Forgotten sunnahs include: using the siwak before each prayer, getting wet in the rain, dusting off your bed at night before getting into it, saying “Rabbigh-firli (O Allah, forgive me) between the two sajdahs, drinking in three short breaths instead of one long gulp, etc. All of these are sunnahs of the Prophet (sallallahu alayhi wa sallam) that many people don’t pay attention to.
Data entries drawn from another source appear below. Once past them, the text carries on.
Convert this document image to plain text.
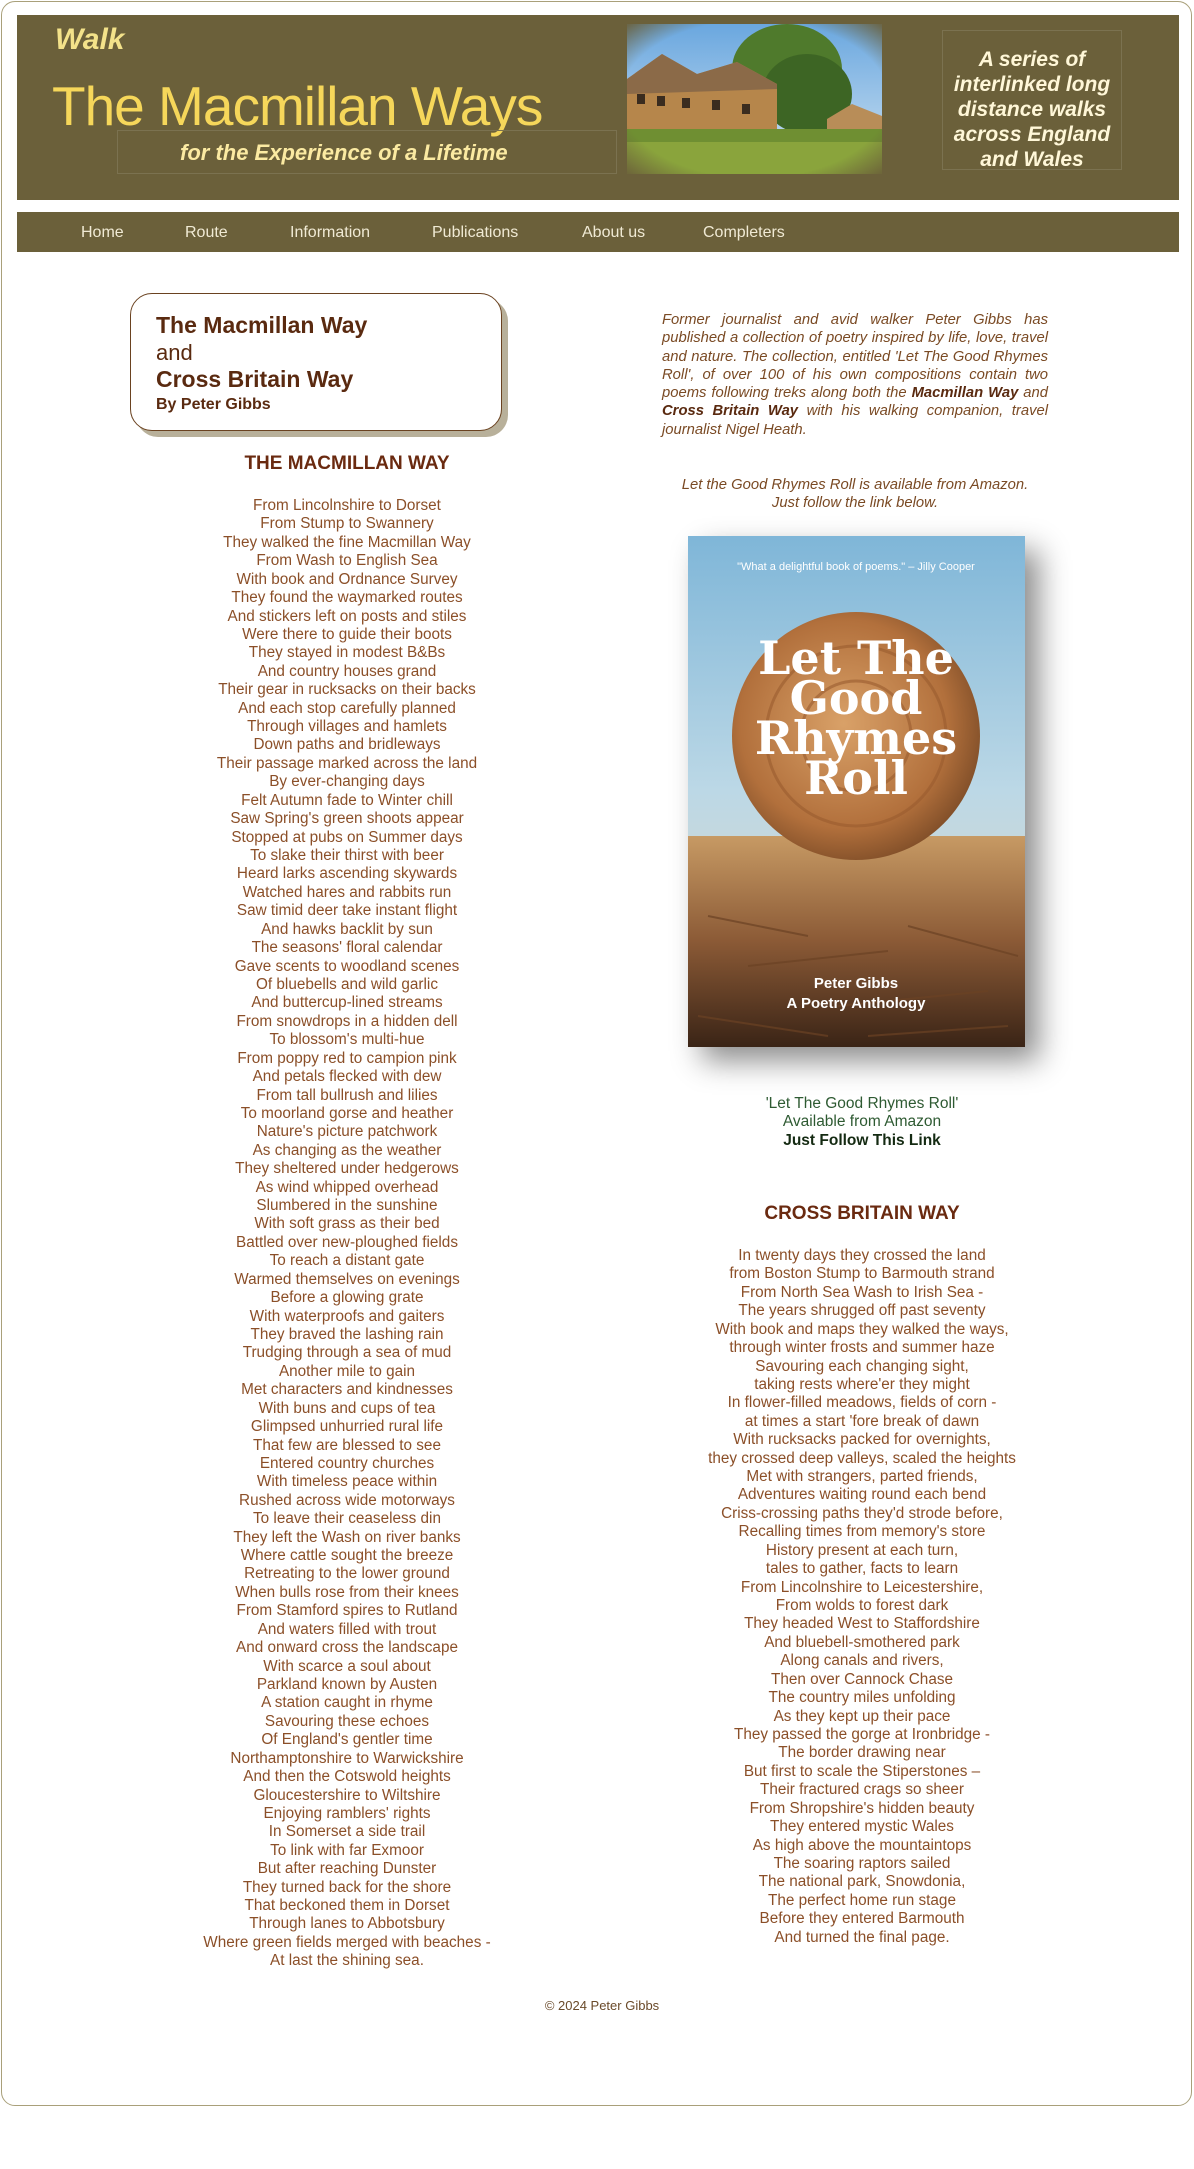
Walk
The Macmillan Ways
for the Experience of a Lifetime
A series of
interlinked long
distance walks
across England
and Wales
Home	Route	Information	Publications	About us	Completers
The Macmillan Way
and
Cross Britain Way
By Peter Gibbs
THE MACMILLAN WAY
From Lincolnshire to Dorset
From Stump to Swannery
They walked the fine Macmillan Way
From Wash to English Sea
With book and Ordnance Survey
They found the waymarked routes
And stickers left on posts and stiles
Were there to guide their boots
They stayed in modest B&Bs
And country houses grand
Their gear in rucksacks on their backs
And each stop carefully planned
Through villages and hamlets
Down paths and bridleways
Their passage marked across the land
By ever-changing days
Felt Autumn fade to Winter chill
Saw Spring's green shoots appear
Stopped at pubs on Summer days
To slake their thirst with beer
Heard larks ascending skywards
Watched hares and rabbits run
Saw timid deer take instant flight
And hawks backlit by sun
The seasons' floral calendar
Gave scents to woodland scenes
Of bluebells and wild garlic
And buttercup-lined streams
From snowdrops in a hidden dell
To blossom's multi-hue
From poppy red to campion pink
And petals flecked with dew
From tall bullrush and lilies
To moorland gorse and heather
Nature's picture patchwork
As changing as the weather
They sheltered under hedgerows
As wind whipped overhead
Slumbered in the sunshine
With soft grass as their bed
Battled over new-ploughed fields
To reach a distant gate
Warmed themselves on evenings
Before a glowing grate
With waterproofs and gaiters
They braved the lashing rain
Trudging through a sea of mud
Another mile to gain
Met characters and kindnesses
With buns and cups of tea
Glimpsed unhurried rural life
That few are blessed to see
Entered country churches
With timeless peace within
Rushed across wide motorways
To leave their ceaseless din
They left the Wash on river banks
Where cattle sought the breeze
Retreating to the lower ground
When bulls rose from their knees
From Stamford spires to Rutland
And waters filled with trout
And onward cross the landscape
With scarce a soul about
Parkland known by Austen
A station caught in rhyme
Savouring these echoes
Of England's gentler time
Northamptonshire to Warwickshire
And then the Cotswold heights
Gloucestershire to Wiltshire
Enjoying ramblers' rights
In Somerset a side trail
To link with far Exmoor
But after reaching Dunster
They turned back for the shore
That beckoned them in Dorset
Through lanes to Abbotsbury
Where green fields merged with beaches -
At last the shining sea.
Former journalist and avid walker Peter Gibbs has published a collection of poetry inspired by life, love, travel and nature. The collection, entitled 'Let The Good Rhymes Roll', of over 100 of his own compositions contain two poems following treks along both the Macmillan Way and Cross Britain Way with his walking companion, travel journalist Nigel Heath.
Let the Good Rhymes Roll is available from Amazon.
Just follow the link below.
"What a delightful book of poems." – Jilly Cooper
Let The
Good
Rhymes
Roll
Peter Gibbs
A Poetry Anthology
'Let The Good Rhymes Roll'
Available from Amazon
Just Follow This Link
CROSS BRITAIN WAY
In twenty days they crossed the land
from Boston Stump to Barmouth strand
From North Sea Wash to Irish Sea -
The years shrugged off past seventy
With book and maps they walked the ways,
through winter frosts and summer haze
Savouring each changing sight,
taking rests where'er they might
In flower-filled meadows, fields of corn -
at times a start 'fore break of dawn
With rucksacks packed for overnights,
they crossed deep valleys, scaled the heights
Met with strangers, parted friends,
Adventures waiting round each bend
Criss-crossing paths they'd strode before,
Recalling times from memory's store
History present at each turn,
tales to gather, facts to learn
From Lincolnshire to Leicestershire,
From wolds to forest dark
They headed West to Staffordshire
And bluebell-smothered park
Along canals and rivers,
Then over Cannock Chase
The country miles unfolding
As they kept up their pace
They passed the gorge at Ironbridge -
The border drawing near
But first to scale the Stiperstones –
Their fractured crags so sheer
From Shropshire's hidden beauty
They entered mystic Wales
As high above the mountaintops
The soaring raptors sailed
The national park, Snowdonia,
The perfect home run stage
Before they entered Barmouth
And turned the final page.
© 2024 Peter Gibbs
If you know of any forgotten sunnahs, pass them onto someone! Maybe it will benefit you after your death by the permission of Allah! And if you know of anything that was taught to you by the deceased, then practice it so you can help them increase their reward with Allah.

8. Honor their Loved Ones

It is also a forgotten sunnah to honour the dead by honoring who they loved—their parents, their children, their spouse who grieves after them. The Prophet (sallallahu alayhi wa sallam) grieved deeply for Khadijah (RA). When he saw the necklace that used to belong to her, he wept in front of the Sahabah. When he heard Hala’s voice (the sister of Khadijah (RA)), he cried (sallallahu alayhi wa sallam). The Prophet (sallallahu alayhi wa sallam) turned his grief into service. He would send gifts over to the family and friends of Khadijah (RA). He respected those she respected. He maintained good relations with those who were important to her.

It is also especially important to honor one’s parents’ relatives and friends after their passing. Abu Usaid Malik bin Rabiah As-Saidi (RA) reported: We were sitting with Messenger of Allah (sallallahu alayhi wa sallam) when a man of Banu Salamah came to him and asked, "O Messenger of Allah! Is there any obedience to parents left that I can show to them after their death?'' He (sallallahu alayhi wa sallam) replied, "Yes, to pray for them, to supplicate for their forgiveness, to fulfill their promises after their death, to maintain the ties of kinship which cannot be maintained except through them, and honour their friends.'' (Abu Dawud)

We must serve our parents and honor those they love while they are alive, but we should increase that even after their death. This is a way for us to earn the blessings of being obedient to our parents and serving them because to honor and respect and serve the ones they loved is to honor and respect them. And Allah knows best.

May Allah make us of those who are able to fulfill all our obligations before we die and May He accept them from us. May Allah forgive all sins of the Muslims who have passed away before us and May He elevate their ranks. May Allah allow us to leave behind good works of Sadaqah Jariyah behind us and May He allow those in their graves to benefit through the work they left behind through us. May Allah forgive all those who have no one to pray for them. May Allah unite us all in Jannatul-Firdaus with our loved ones. Ameen.